3. Poincare's theorem: Any subgroup of finite index in a group contains a normal subgroup of finite index.
4. Fourth isomorphism theorem: The correspondence between subgroups containing a normal subgroup and subgroups in the quotient group.

## Proof

### Finite case

Given: A finite group $G$ of order $n$, and a subgroup $H$ of index $r > 1$.

To prove: The union of conjugates of $H$ in $G$ is a proper subset of $G$.

Proof: We proceed as follows::

1. The index $s = [G:N_G(H)]$ is bounded by the index $r = [G:H]$: $N_G(H)$ (the normalizer of $H$ in $G$) is a subgroup of $G$ containing $H$. Thus, the index (say $s$) of $N_G(H)$ in $G$ is at most $r$.
2. The number of conjugate subgroups to $H$ in $G$ equals $s$: Consider the action of $G$ on the set of conjugate subgroups to $H$ by conjugation. The stabilizer of $H$ is precisely $N_G(H)$, so by fact (1), there is a bijection between the cosets of $N_G(H)$ in $G$ and the conjugate subgroups to $H$ in $G$. Thus, the number of conjugate subgroups to $H$ in $G$ equals $s = [G:N_G(H)]$.
3. Since all the conjugates have equal size and already intersect in the identity element, the total number of elements in the union is at most $1 + s(|H| - 1)$. We bound this as follows:

$1 + s(|H| - 1) \le 1 + r(|H| - 1) = 1 + r|H| - r = 1 + [G:H]|H| - r = |G| - (r - 1) < |G|$

(An intermediate step uses Lagrange's theorem, and the final step uses the fact that $r > 1$).

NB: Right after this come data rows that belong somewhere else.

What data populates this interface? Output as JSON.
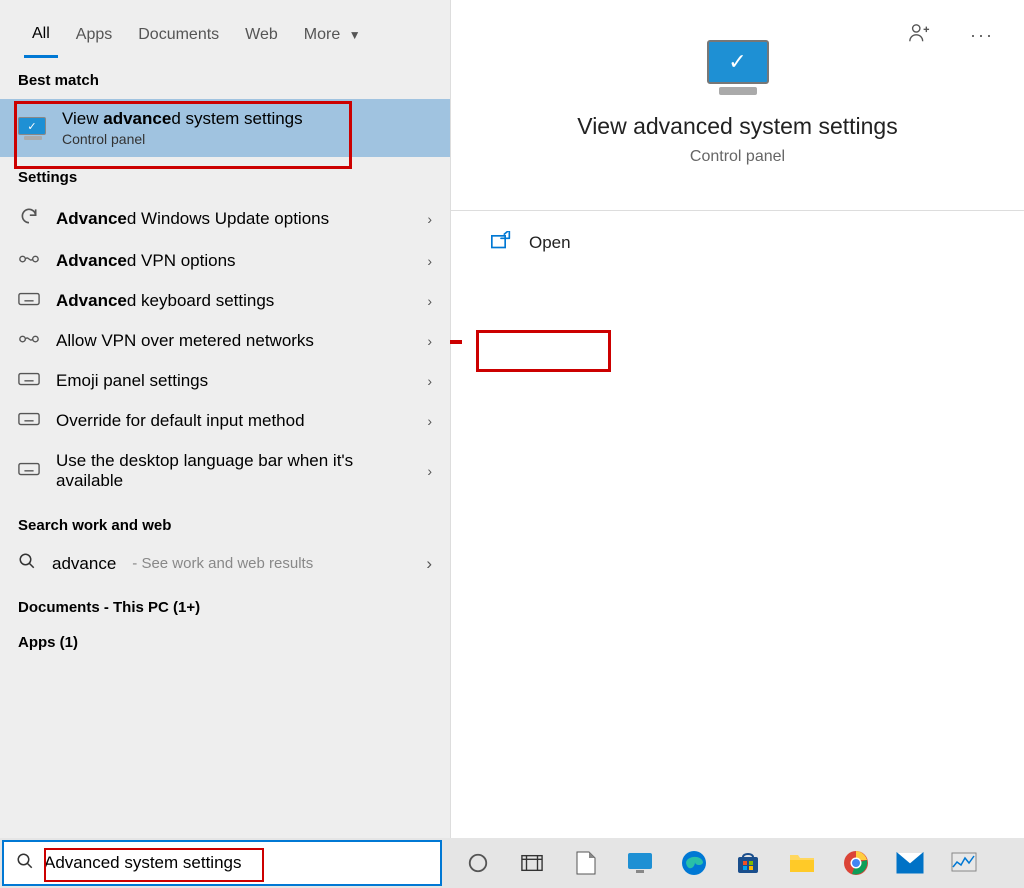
{
  "tabs": {
    "all": "All",
    "apps": "Apps",
    "documents": "Documents",
    "web": "Web",
    "more": "More"
  },
  "sections": {
    "best_match": "Best match",
    "settings": "Settings",
    "search_work_web": "Search work and web",
    "documents": "Documents - This PC (1+)",
    "apps": "Apps (1)"
  },
  "best_match_item": {
    "title_pre": "View ",
    "title_bold": "advance",
    "title_post": "d system settings",
    "subtitle": "Control panel"
  },
  "settings_items": [
    {
      "bold": "Advance",
      "rest": "d Windows Update options",
      "icon": "refresh"
    },
    {
      "bold": "Advance",
      "rest": "d VPN options",
      "icon": "vpn"
    },
    {
      "bold": "Advance",
      "rest": "d keyboard settings",
      "icon": "keyboard"
    },
    {
      "bold": "",
      "rest": "Allow VPN over metered networks",
      "icon": "vpn"
    },
    {
      "bold": "",
      "rest": "Emoji panel settings",
      "icon": "keyboard"
    },
    {
      "bold": "",
      "rest": "Override for default input method",
      "icon": "keyboard"
    },
    {
      "bold": "",
      "rest": "Use the desktop language bar when it's available",
      "icon": "keyboard"
    }
  ],
  "web_item": {
    "query": "advance",
    "sub": " - See work and web results"
  },
  "right_panel": {
    "title": "View advanced system settings",
    "subtitle": "Control panel",
    "open": "Open"
  },
  "search": {
    "value": "Advanced system settings"
  }
}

Thus, the union of all conjugates of $H$ in $G$ is a proper subset of $G$.

### Case of finite index

Given: A group $G$, a subgroup $H$ of finite index in $G$.

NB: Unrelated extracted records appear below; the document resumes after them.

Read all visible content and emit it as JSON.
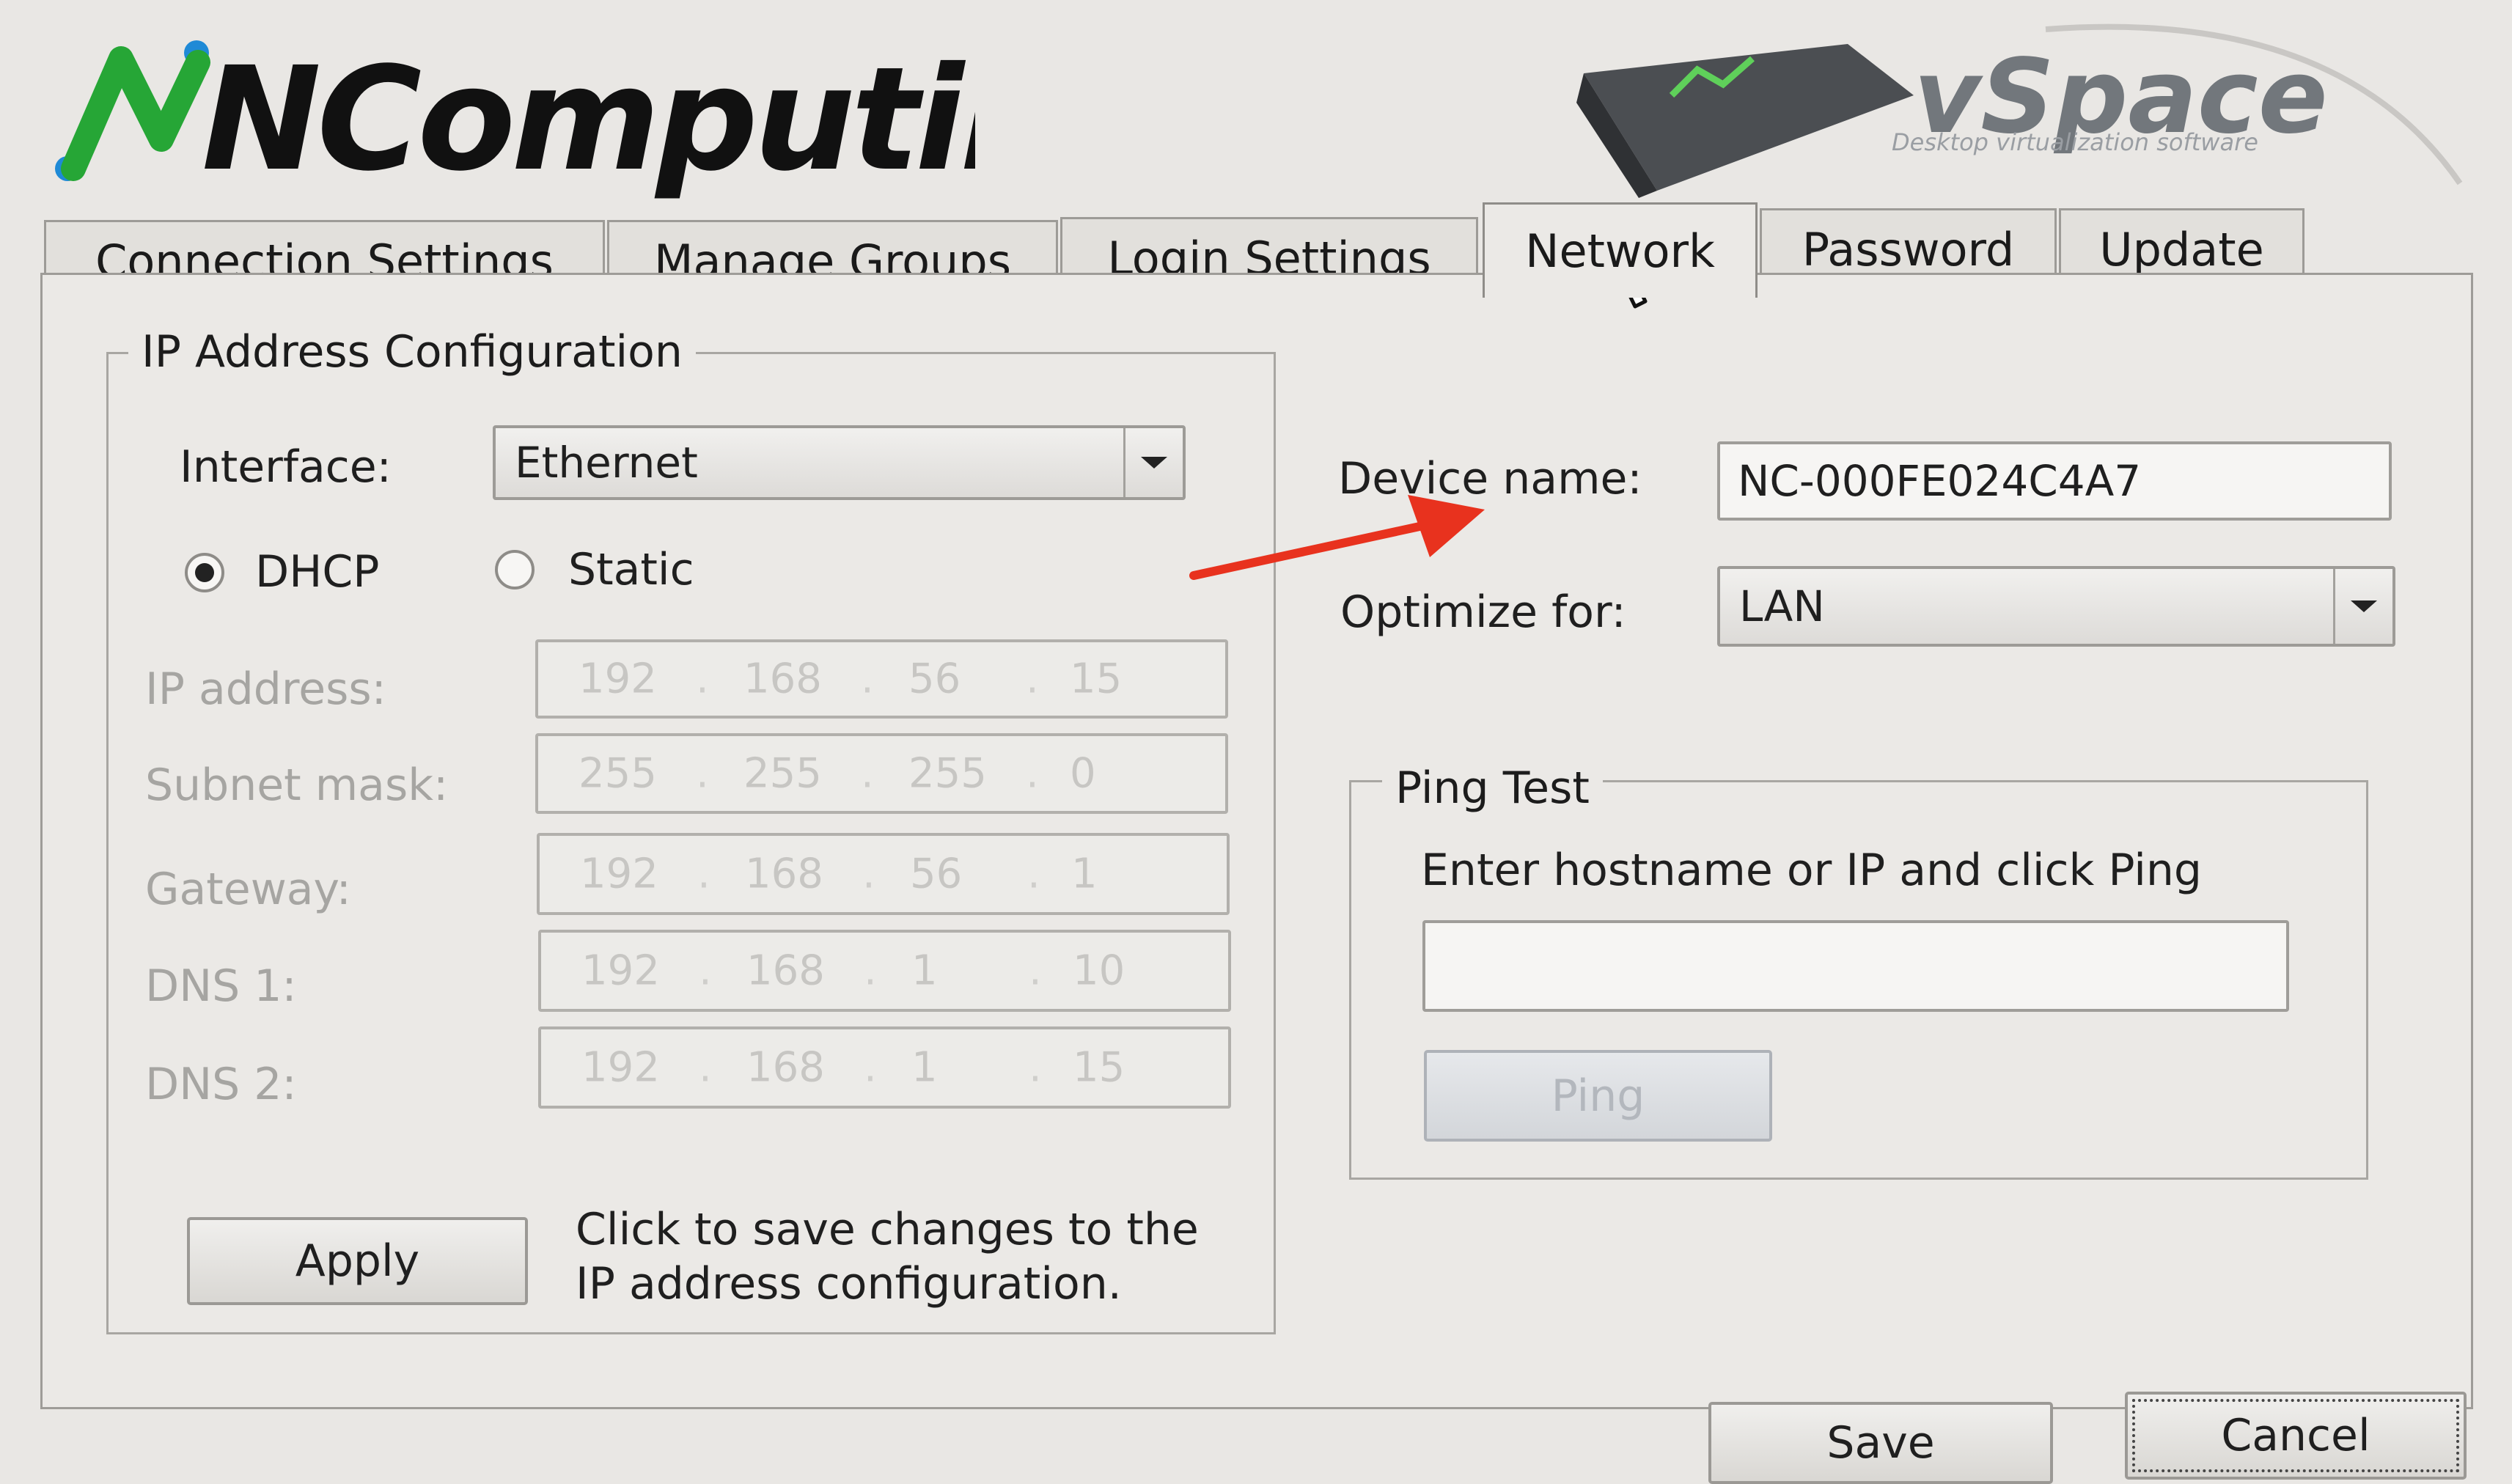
{
  "header": {
    "logo_text": "NComputing",
    "product_name": "vSpace",
    "product_tagline": "Desktop virtualization software"
  },
  "tabs": [
    {
      "label": "Connection Settings"
    },
    {
      "label": "Manage Groups"
    },
    {
      "label": "Login Settings"
    },
    {
      "label": "Network",
      "active": true
    },
    {
      "label": "Password"
    },
    {
      "label": "Update"
    }
  ],
  "ip_config": {
    "legend": "IP Address Configuration",
    "interface_label": "Interface:",
    "interface_value": "Ethernet",
    "dhcp_label": "DHCP",
    "static_label": "Static",
    "mode_selected": "DHCP",
    "ip_label": "IP address:",
    "ip_address": [
      "192",
      "168",
      "56",
      "15"
    ],
    "subnet_label": "Subnet mask:",
    "subnet_mask": [
      "255",
      "255",
      "255",
      "0"
    ],
    "gateway_label": "Gateway:",
    "gateway": [
      "192",
      "168",
      "56",
      "1"
    ],
    "dns1_label": "DNS 1:",
    "dns1": [
      "192",
      "168",
      "1",
      "10"
    ],
    "dns2_label": "DNS 2:",
    "dns2": [
      "192",
      "168",
      "1",
      "15"
    ],
    "apply_label": "Apply",
    "apply_hint_line1": "Click to save changes to the",
    "apply_hint_line2": "IP address configuration."
  },
  "device": {
    "name_label": "Device name:",
    "name_value": "NC-000FE024C4A7",
    "optimize_label": "Optimize for:",
    "optimize_value": "LAN"
  },
  "ping": {
    "legend": "Ping Test",
    "instruction": "Enter hostname or IP and click Ping",
    "input_value": "",
    "button_label": "Ping"
  },
  "footer": {
    "save_label": "Save",
    "cancel_label": "Cancel"
  },
  "colors": {
    "brand_green": "#26a636",
    "brand_blue": "#1f8ad6",
    "annotation_arrow": "#e8321e"
  },
  "icons": [
    "mouse-cursor-icon",
    "annotation-arrow-icon",
    "dropdown-arrow-icon"
  ]
}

To prove: The union of all conjugates of $H$ in $G$ is a proper subset of $G$.

Proof:

1. By fact (3), there is a normal subgroup $N$ of finite index in $G$ contained inside $H$. Let $\varphi:G \to G/N$ be the quotient map. Thus, $G/N$ is a finite group and $H/N$ is a proper subgroup of $G/N$.
2. By fact (4) (the fourth isomorphism theorem) or a direct checking, we see that the conjugates of $H$ in $G$ are precisely the inverse images under $\varphi$ of the conjugates of $H/N$ in $G/N$.
3. Applying the result in the finite case to the group $G/N$ and the proper subgroup $H/N$, we obtain that the union of all conjugates of $H/N$ in $G/N$ is a proper subset of $G/N$. Combining this with step (2) yields that the union of all conjugates of $H$ in $G$ is a proper subgroup of $G$.